A silent killer in young athletes - sickle cell trait
The stories have become all too familiar to us: local news coverage shows a high school athlete who has collapsed unexpectedly during a game and is being rushed to the hospital. It is every parent’s worst nightmare.
Many athletes are unaware that they too may be at risk for life-threatening complications while playing sports. Every parent and athlete should be aware of a common inherited condition that may put them at risk: sickle cell trait.
What is the difference between sickle cell anemia and sickle cell trait?
Sickle cell anemia is a disease that is passed down within families that results in abnormally shaped red blood cells. Red blood cells work to deliver oxygen to all parts of the body. When these red blood cells are fragile and misshapen as they are in sickle cell anemia, the body cannot get adequate oxygen.
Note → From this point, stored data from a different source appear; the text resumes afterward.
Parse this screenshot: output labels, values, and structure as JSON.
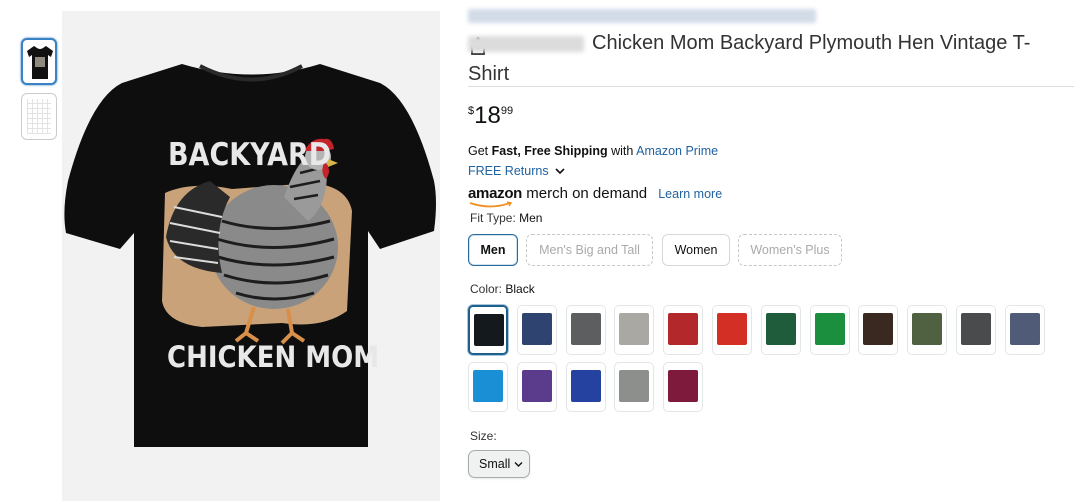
{
  "product": {
    "title_line1": "Chicken Mom Backyard Plymouth Hen Vintage T-",
    "title_line2": "Shirt",
    "shirt_text_top": "BACKYARD",
    "shirt_text_bottom": "CHICKEN MOM"
  },
  "price": {
    "symbol": "$",
    "whole": "18",
    "fraction": "99"
  },
  "shipping": {
    "prefix": "Get ",
    "bold": "Fast, Free Shipping",
    "middle": " with ",
    "prime_link": "Amazon Prime",
    "returns": "FREE Returns"
  },
  "merch": {
    "brand_word": "amazon",
    "brand_rest": " merch on demand",
    "learn_more": "Learn more"
  },
  "fit_type": {
    "label": "Fit Type: ",
    "selected": "Men",
    "options": [
      {
        "label": "Men",
        "state": "selected"
      },
      {
        "label": "Men's Big and Tall",
        "state": "unavailable"
      },
      {
        "label": "Women",
        "state": "available"
      },
      {
        "label": "Women's Plus",
        "state": "unavailable"
      }
    ]
  },
  "color": {
    "label": "Color: ",
    "selected": "Black",
    "swatches": [
      "#14191d",
      "#2e4370",
      "#5d5e5f",
      "#a9a8a3",
      "#b3282a",
      "#d42f25",
      "#1f5c3b",
      "#1c8f3f",
      "#3a2920",
      "#4f6140",
      "#4a4b4d",
      "#4f5b77",
      "#1a8fd6",
      "#5a3b8c",
      "#2542a0",
      "#8c8f8c",
      "#7e1a3c"
    ]
  },
  "size": {
    "label": "Size:",
    "selected": "Small"
  },
  "colors": {
    "accent_link": "#2162a1",
    "selected_border": "#1f5f8b",
    "shirt": "#0e0e0e"
  },
  "icons": {
    "share": "share-icon",
    "chevron": "chevron-down-icon"
  }
}
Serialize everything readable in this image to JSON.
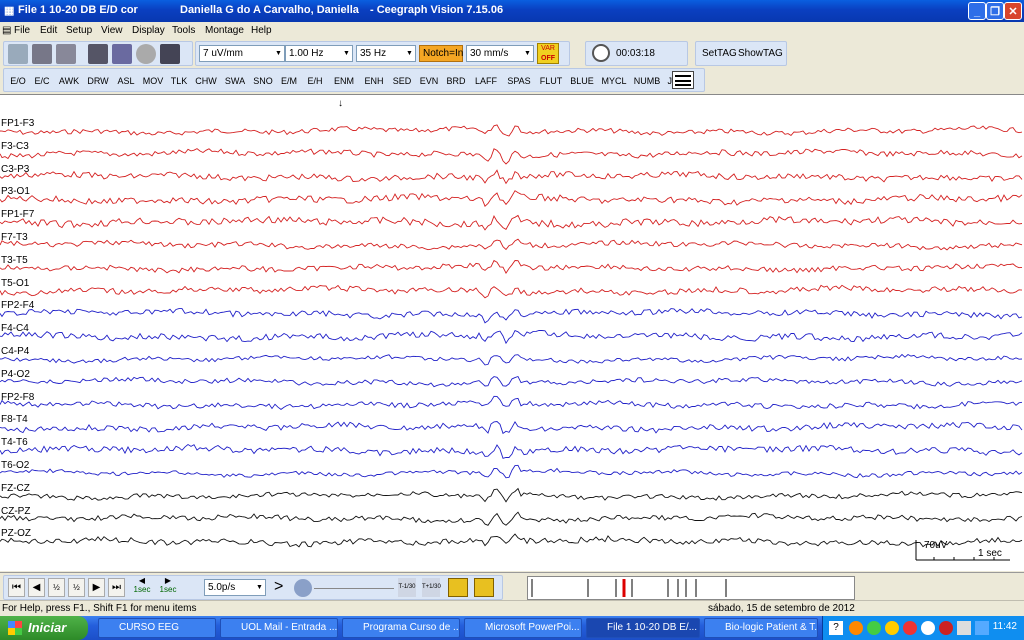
{
  "window": {
    "title_file": "File 1   10-20 DB E/D cor",
    "title_patient": "Daniella G do A Carvalho, Daniella",
    "title_app": "- Ceegraph Vision  7.15.06"
  },
  "menu": [
    "File",
    "Edit",
    "Setup",
    "View",
    "Display",
    "Tools",
    "Montage",
    "Help"
  ],
  "toolbar": {
    "sensitivity": "7 uV/mm",
    "low_filter": "1.00 Hz",
    "high_filter": "35 Hz",
    "notch": "Notch=In",
    "speed": "30 mm/s",
    "var_label": "VAR",
    "var_state": "OFF",
    "timer": "00:03:18",
    "settag": "SetTAG",
    "showtag": "ShowTAG"
  },
  "event_tags": [
    "E/O",
    "E/C",
    "AWK",
    "DRW",
    "ASL",
    "MOV",
    "TLK",
    "CHW",
    "SWA",
    "SNO",
    "E/M",
    "E/H",
    "ENM",
    "ENH",
    "SED",
    "EVN",
    "BRD",
    "LAFF",
    "SPAS",
    "FLUT",
    "BLUE",
    "MYCL",
    "NUMB",
    "JERK"
  ],
  "channels": [
    {
      "label": "FP1-F3",
      "color": "#d42020"
    },
    {
      "label": "F3-C3",
      "color": "#d42020"
    },
    {
      "label": "C3-P3",
      "color": "#d42020"
    },
    {
      "label": "P3-O1",
      "color": "#d42020"
    },
    {
      "label": "FP1-F7",
      "color": "#d42020"
    },
    {
      "label": "F7-T3",
      "color": "#d42020"
    },
    {
      "label": "T3-T5",
      "color": "#d42020"
    },
    {
      "label": "T5-O1",
      "color": "#d42020"
    },
    {
      "label": "FP2-F4",
      "color": "#2020c8"
    },
    {
      "label": "F4-C4",
      "color": "#2020c8"
    },
    {
      "label": "C4-P4",
      "color": "#2020c8"
    },
    {
      "label": "P4-O2",
      "color": "#2020c8"
    },
    {
      "label": "FP2-F8",
      "color": "#2020c8"
    },
    {
      "label": "F8-T4",
      "color": "#2020c8"
    },
    {
      "label": "T4-T6",
      "color": "#2020c8"
    },
    {
      "label": "T6-O2",
      "color": "#2020c8"
    },
    {
      "label": "FZ-CZ",
      "color": "#111111"
    },
    {
      "label": "CZ-PZ",
      "color": "#111111"
    },
    {
      "label": "PZ-OZ",
      "color": "#111111"
    }
  ],
  "scale": {
    "amplitude": "70uV",
    "time": "1 sec"
  },
  "playback": {
    "step_left": "1sec",
    "step_right": "1sec",
    "speed": "5.0p/s",
    "slow1": "T-1/30",
    "slow2": "T+1/30"
  },
  "status": {
    "help": "For Help, press F1., Shift F1 for menu items",
    "date": "sábado, 15 de setembro de 2012"
  },
  "taskbar": {
    "start": "Iniciar",
    "tasks": [
      "CURSO EEG",
      "UOL Mail - Entrada ...",
      "Programa Curso de ...",
      "Microsoft PowerPoi...",
      "File 1   10-20 DB E/...",
      "Bio-logic Patient & T..."
    ],
    "clock": "11:42"
  }
}
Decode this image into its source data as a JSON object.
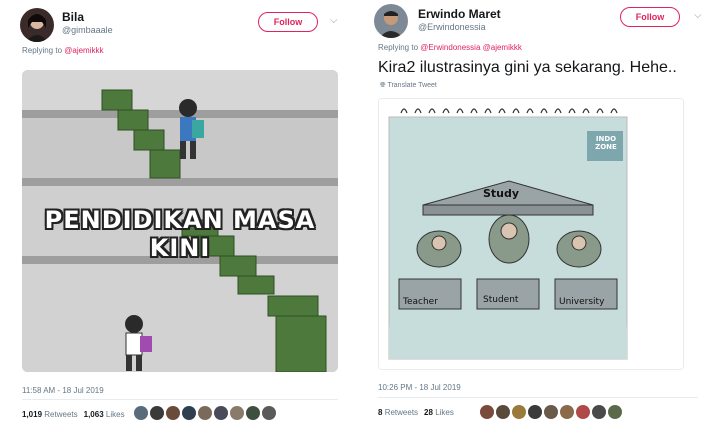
{
  "tweets": [
    {
      "name": "Bila",
      "handle": "@gimbaaale",
      "follow_label": "Follow",
      "replying_prefix": "Replying to ",
      "replying_to": "@ajemikkk",
      "image_caption": "PENDIDIKAN MASA KINI",
      "timestamp": "11:58 AM - 18 Jul 2019",
      "retweets_count": "1,019",
      "retweets_label": "Retweets",
      "likes_count": "1,063",
      "likes_label": "Likes"
    },
    {
      "name": "Erwindo Maret",
      "handle": "@Erwindonessia",
      "follow_label": "Follow",
      "replying_prefix": "Replying to ",
      "replying_to": "@Erwindonessia @ajemikkk",
      "text": "Kira2 ilustrasinya gini ya sekarang. Hehe..",
      "translate": "Translate Tweet",
      "cartoon": {
        "roof": "Study",
        "left": "Teacher",
        "center": "Student",
        "right": "University",
        "watermark": "INDO ZONE"
      },
      "timestamp": "10:26 PM - 18 Jul 2019",
      "retweets_count": "8",
      "retweets_label": "Retweets",
      "likes_count": "28",
      "likes_label": "Likes"
    }
  ],
  "colors": {
    "accent": "#e0245e",
    "muted": "#657786"
  }
}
The disease occurs when a person has inherited the sickle cell trait from both parents. A child with the disease will have painful symptoms and will most likely be physically unable to participate in athletics.
However, a child who has inherited the sickle cell trait from only one parent does not have the disease and may not have any symptoms at all. They may be totally unaware that they have this trait, but they may be at greater risk of complications while playing sports.
While playing sports, the body of an athlete is in need of more oxygen to fuel their body. Sometimes during periods of intense physical strain, dehydration, heat or high altitudes the body of an athlete with sickle cell trait cannot meet the physical demands. This can result in severe injury to their internal organs and has contributed to the death of many young athletes.
How do I know if my child has sickle cell trait?
Most parents are informed of their child’s sickle cell disease or trait when the child is born. However, if you don’t know your child’s or your own status, ask your doctor to perform a blood test.